In Sect. 4.2 we have shown that considering only pedestrians not moving coherently can improve the prediction precision. In this section we will further evaluate the consistency of the predicted trajectories.

As a general rule, the LSTM-based approaches for trajectory prediction follow a data-driven approach. Furthermore, the future planning of pedestrians in a crowd are highly influenced by their goals, their surroundings, and their past motion histories. Pooling the correct data in the social layer can promote the prediction performance in a significant way.

In order to guarantee a reliable prediction, we not only need to account for spatio-temporal relationships, but also need to preserve the social nature of behaviors. According to the studies in interpersonal distances [10, 15], socially correlated people tend to stay closer in their personal space and walk together in crowded environments as compared to pacing with unknown pedestrians. Pooling only unrelated pedestrians will focus more on macroscopic inter-group interactions rather than intra-group dynamics, thus allowing the LSTM network to improve the trajectory prediction performance. Collision avoidance influences the future motion of pedestrians in a similar manner if two pedestrians are walking together as in a group.

In Tables 2, 3 and Fig. 4, we display some demos of predicted trajectories which highlight how our Group-LSTM is able to predict pedestrian trajectories with better precision, showing how the prediction is improved when we pool in the social tensor of each pedestrian only pedestrians not belonging to his group.

Table 2. ETH dataset: the prediction is improved when pooling in the social tensor of each pedestrian only pedestrians not belonging to his group. The green dots represent the ground truth trajectories; the blue crosses represent the predicted paths.

In Table 2, we show how the prediction of two pedestrians walking together in the crowd improves when they are not pooled in each other’s pooling layer. When the two pedestrians are pooled together, the network applies on them the typical repulsion force to avoid colliding with each other. Since they are in the same group, they allow the other pedestrian to stay closer in they personal space.

In Fig. 4 we display the sequences of two groups walking toward each other. In Table 3, we show how the prediction for the two groups is improved with respect to the Social LSTM. While both prediction are not very accurate, our Group LSTM perform better because it is able to forecast how pedestrian belonging to the same group will stay together when navigating the environment.

Fig. 4.
figure 4

Sequences taken from the UCY dataset. It displays an interaction example between two groups, which will be further analyzed in Table 3.

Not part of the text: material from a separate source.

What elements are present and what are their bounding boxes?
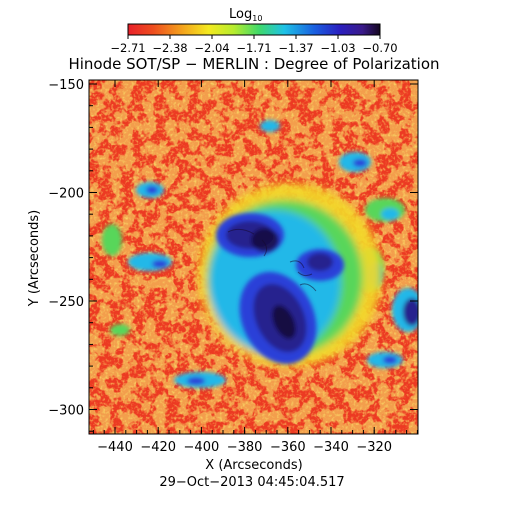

Table 3. We display how the prediction is improved for two groups walking in opposite directions. The green dots represent the ground truth trajectories, while the blue crosses represent the predicted paths.

5 Conclusion

In this work, we tackle the problem of pedestrian trajectory prediction in crowded scenes. We propose a novel approach, which combines the coherent filtering algorithm with the LSTM networks. The coherent filtering is used to identify pedestrians walking together in a crowd, while the LSTM network is used to predict the future trajectories by exploiting inter and intra group dynamics. Experimental results show that the proposed Group LSTM outperforms the Social LSTM in the prediction task on two public benchmarks (the UCY and ETH datasets). For the future work, we plan to further investigate social relationships and how fixed obstacles will influence the behaviors of other pedestrians.